Replika pesawat ini merupakan pesawat Avro Anson RI-003 yang dibeli dari mantan pilot RAF asal Australia, Paul H. Keegan. Pembelian pesawat itu dari hasil sumbangan emas masyarakat Sumatera Barat dengan total sebanyak 12 kg emas.
Pembelian pesawat itu adalah hasil sumbangan dan pengorbanan kaum ibu Bundo Kanduang di Sumatera Barat. Mereka menyumbangkan perhiasan emas untuk membeli pesawat terbang tersebut.
Mereka, kaum perempuan ini tanpa sungkan dan pikir panjang menyumbangkan liontin, perak hingga emas mulai emas anting, kalung, gelang bahkan cincin kawin beralih tangan ke Panitia Pusat Pengumpul Emas yang dibentuk oleh Wakil Presiden Mohammad Hatta, 27 September 1947, di Bukittinggi. Proses pengumpulan selama dua bulan.

Pesawat yang di Bukittinggi (RI-003) tersebut sebenarnya lebih dahulu dari pada yang di Aceh (RI-001).
Kisah ini bermula pada tanggal 27 September 1947 di Kota Bukittinggi, Mohammad Hatta membentuk Panitia Pusat Pengumpul Emas untuk mengumpulkan sumbangan dari rakyat.
Dikutip dari situs Pemkab Agam, sumbangan itu untuk membeli sebuah pesawat terbang yang akan diterjunkan dalam misi-misi khusus guna menyelamatkan Republik Indonesia dari serangan Belanda yang terkenal sebagai Agresi Militer.
Selang beberapa hari setelah pembentukan panitia tersebut, Hatta mengadakan sebuah apel besar di Lapangan Kantin (lapangan depan Makodim 0304/Agam, sekarang). Selaku Wakil Presiden RI, Hatta menyampaikan kepada masyarakat Minang tentang situasi negara saat itu sekaligus mengimbau rakyat mengulurkan tangan membantu perjuangan.
Tanpa pikir panjang, spontan orang-orang di sana terutama amai-amai (ibu-ibu) mendaftarkan diri untuk menyumbangkan semua perhiasan emas dan peraknya, berupa liontin, anting, kalung, gelang, bahkan cincin kawin mereka sumbangkan.
Bukan hanya di Bukittinggi dan Agam saja, sumbangan juga berasal dari tempat lain seperti Padang Panjang.
Dari hasil sumbangan itu, datanglah sebuah pesawat terbang buatan Inggris tipe Dakota dengan call sign RI-003 dari Lanud Maguwo Yogyakarta menuju Lanud Gadut, Agam. Melihat proses landing tersebut makin menggeloralah semangat perjuangan masyarakat Minangkabau.

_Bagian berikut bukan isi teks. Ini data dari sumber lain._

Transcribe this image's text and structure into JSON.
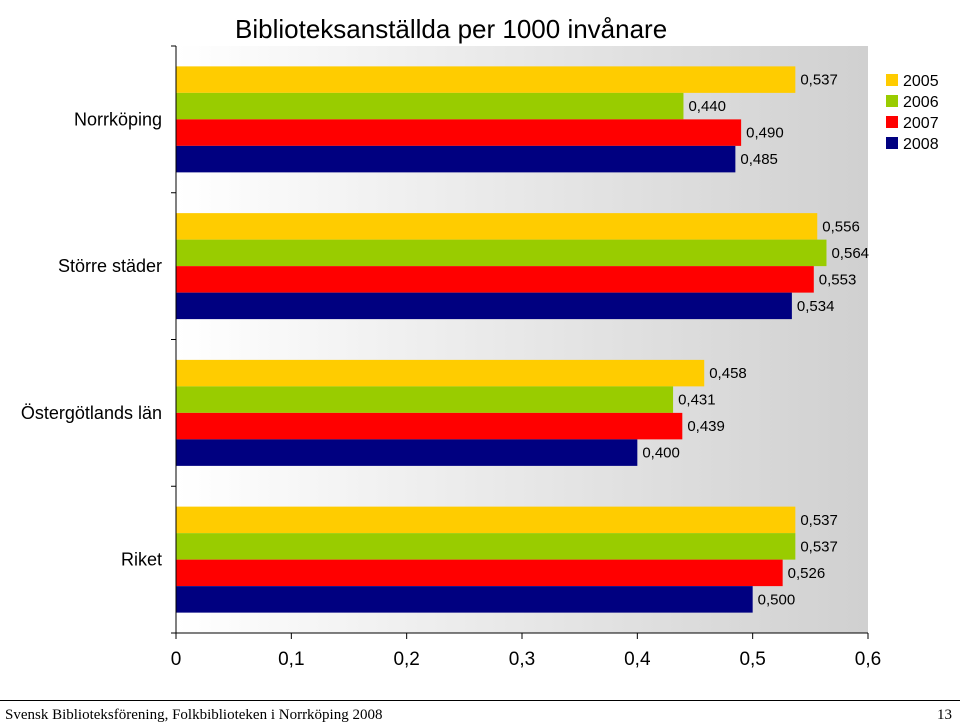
{
  "chart_data": {
    "type": "bar",
    "orientation": "horizontal",
    "title": "Biblioteksanställda per 1000 invånare",
    "categories": [
      "Norrköping",
      "Större städer",
      "Östergötlands län",
      "Riket"
    ],
    "series": [
      {
        "name": "2005",
        "color": "#FFCC00",
        "values": [
          0.537,
          0.556,
          0.458,
          0.537
        ],
        "labels": [
          "0,537",
          "0,556",
          "0,458",
          "0,537"
        ]
      },
      {
        "name": "2006",
        "color": "#99CC00",
        "values": [
          0.44,
          0.564,
          0.431,
          0.537
        ],
        "labels": [
          "0,440",
          "0,564",
          "0,431",
          "0,537"
        ]
      },
      {
        "name": "2007",
        "color": "#FF0000",
        "values": [
          0.49,
          0.553,
          0.439,
          0.526
        ],
        "labels": [
          "0,490",
          "0,553",
          "0,439",
          "0,526"
        ]
      },
      {
        "name": "2008",
        "color": "#000080",
        "values": [
          0.485,
          0.534,
          0.4,
          0.5
        ],
        "labels": [
          "0,485",
          "0,534",
          "0,400",
          "0,500"
        ]
      }
    ],
    "xlim": [
      0,
      0.6
    ],
    "xticks": [
      "0",
      "0,1",
      "0,2",
      "0,3",
      "0,4",
      "0,5",
      "0,6"
    ],
    "legend_position": "top-right",
    "plot_background": "gradient-white-to-grey"
  },
  "footer": {
    "source": "Svensk Biblioteksförening, Folkbiblioteken i Norrköping 2008",
    "page_number": "13"
  }
}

Sementara, dikutip dari situs pahlawan center, Iswahyudi yang saat itu menjabat Komandan Pangkalan Udara Gadut, Bukittinggi juga punya peran. Pria kelahiran 15 Juli 1918 itu mengimbau masyarakat setempat untuk mengumpulkan uang guna membeli sebuah pesawat terbang.
Imbauan itu disambut baik masyarakat di Sumbar. Meski kondisi ekonomi saat itu cukup sulit, secara bergotong royong masyarakat Bukittinggi mengumpulkan uang dan harta benda mereka.
Dengan dana yang terkumpul ditukar dengan emas seberat 12 kilogram itulah dibeli sebuah pesawat terbang jenis Avro Anson dari seorang dari Keegan.
Hanya dalam tempo kurang dari dua bulan, emas sudah terkumpul sebanyak satu kaleng biskuit. Pada akhir November 1947, bertempat di kantornya Gedung Agung (kini Istana Bung Hatta), Wakil Presiden Bung Hatta menerima emas tersebut.
Emas perhiasan tersebut berasal dari sumbangan rakyat Sumatera Barat itu lalu dilebur dan dijadikan emas batangan dengan berat 14 kilogram (kg) dari tangan Ketua Majelis Pertahanan Rakyat Daerah (MPRD) Sumatera Barat, Chatib Sulaiman.
Wakil Presiden Bung Hatta lantas menugaskan seorang pembantu dekatnya, Aboe Bakar Loebis bersama timnya mencari kapal terbang untuk dibeli. Berkat bantuan dua staf Perwakilan RI di Singapura, kebetulan putra Minangkabau juga, Letnan Penerbang Mohammad Sidik Tamimi alias Dick Tamimi dan Ferdy Salim (putra Haji Agus Salim), didapat kapal terbang jenis Avro Anson di Thailand.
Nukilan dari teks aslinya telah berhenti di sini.